High mortgage payments and housing costs that hurt your parents’ ability to live comfortably.
How to discuss: To increase the chances of having a successful conversation, highlight the positives of moving, such as the lower housing costs, which means more room in the budget to do things they enjoy, less maintenance and living in community with other retirees or same-aged adults.
“Avoid focusing on the negative aspects of remaining in their home or telling them they can’t stay where they are,” says Huddleston. “That will make them feel like you’re trying to take away their independence and likely lead them to resist your efforts even more.”
If they’re open to it, you can help your parents explore their options. Offer to research smaller homes, apartments for rent, senior living communities or facilities that can meet their needs.
4. Legal documents
Finding out whether your parents have estate planning documents such as a will, power of attorney and advance health care directive is important, but it can bring up insecurities.
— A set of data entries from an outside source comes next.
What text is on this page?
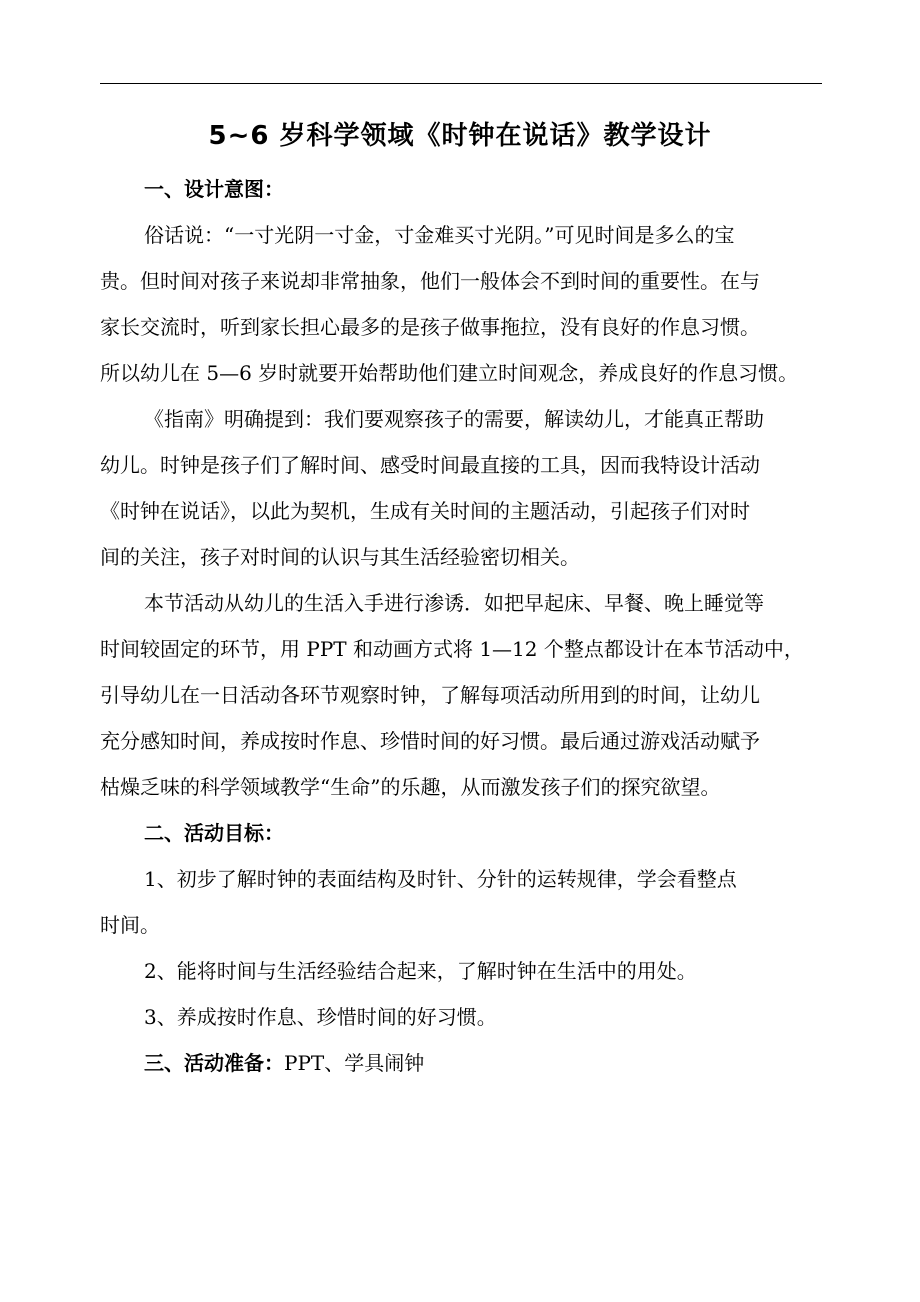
5~6 岁科学领域《时钟在说话》教学设计
一、设计意图：

俗话说：“一寸光阴一寸金，寸金难买寸光阴。”可见时间是多么的宝
贵。但时间对孩子来说却非常抽象，他们一般体会不到时间的重要性。在与
家长交流时，听到家长担心最多的是孩子做事拖拉，没有良好的作息习惯。
所以幼儿在 5—6 岁时就要开始帮助他们建立时间观念，养成良好的作息习惯。

《指南》明确提到：我们要观察孩子的需要，解读幼儿，才能真正帮助
幼儿。时钟是孩子们了解时间、感受时间最直接的工具，因而我特设计活动
《时钟在说话》，以此为契机，生成有关时间的主题活动，引起孩子们对时
间的关注，孩子对时间的认识与其生活经验密切相关。

本节活动从幼儿的生活入手进行渗诱．如把早起床、早餐、晚上睡觉等
时间较固定的环节，用 PPT 和动画方式将 1—12 个整点都设计在本节活动中，
引导幼儿在一日活动各环节观察时钟，了解每项活动所用到的时间，让幼儿
充分感知时间，养成按时作息、珍惜时间的好习惯。最后通过游戏活动赋予
枯燥乏味的科学领域教学“生命”的乐趣，从而激发孩子们的探究欲望。

二、活动目标：

1、初步了解时钟的表面结构及时针、分针的运转规律，学会看整点
时间。

2、能将时间与生活经验结合起来，了解时钟在生活中的用处。

3、养成按时作息、珍惜时间的好习惯。

三、活动准备：PPT、学具闹钟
You might be worried it comes off like you’re trying to find out if you’ll get an inheritance or feel unpleasant because it requires discussing aging and death.
Still, these documents are essential because they allow your parents to put their wishes in writing and designate someone to make financial and healthcare decisions for them, says Huddleston. And they must be mentally competent at the time they sign them for the documents to be valid, she notes.
If a serious health issue, such as a stroke or dementia, arises with a parent, and they haven’t named a power of attorney to make financial decisions for them, you will have to go through expensive legal proceedings to be appointed to make financial decisions and transactions for them, Huddleston says. If they haven’t specified what sort of end-of-life medical treatment they want in an advance directive, family members could end up in court fighting over whether to keep them on life support. If your parents die without a will, their state’s laws will determine who gets their property.
How to discuss: “To broach the topic of estate planning, let your parents know that you want to know what their wishes are so you can follow them,” says Huddleston. “You can tell them those wishes will need to be in writing — otherwise, there will be no legal standing to enforce them.”
You can also emphasize their privacy and say you don’t need to know the details of their will, just whether they have one and where it is located.
And if they don’t have a will, power of attorney or advance directive, encourage your parents to meet with an estate planning attorney who can help tailor the documents to your parents’ situation and state laws.
5. Choosing and paying for a final resting place
Few people want to imagine a world without their parents in it, notes Stacie Irving of Willamette Life, a final expense life insurance provider. But there’s merit to discussing what your parents’ final wishes are and how you’ll pay for it.
How to discuss: There are three steps Irving recommends to help smooth this conversation:
Research. Gather information before approaching your parents. Some funeral homes have their price list online, you can use this as a starting point to understand the ballpark cost of different services.
Understand financial options. There are many ways that someone can handle these costs from direct payment to the funeral home or crematory upon performing services to taking out a life insurance policy specifically for the costs. You can either contact an agent directly or do an internet search to see what coverage options are available. Coming to the conversation equipped with facts can help take some of the emotions out of it.
The last word
The experts we spoke with emphasize being patient with yourself and your parents. “No one is excited to have these conversations,” concludes Irving. “But everyone feels relief once the door has been opened and a financial plan has been made.”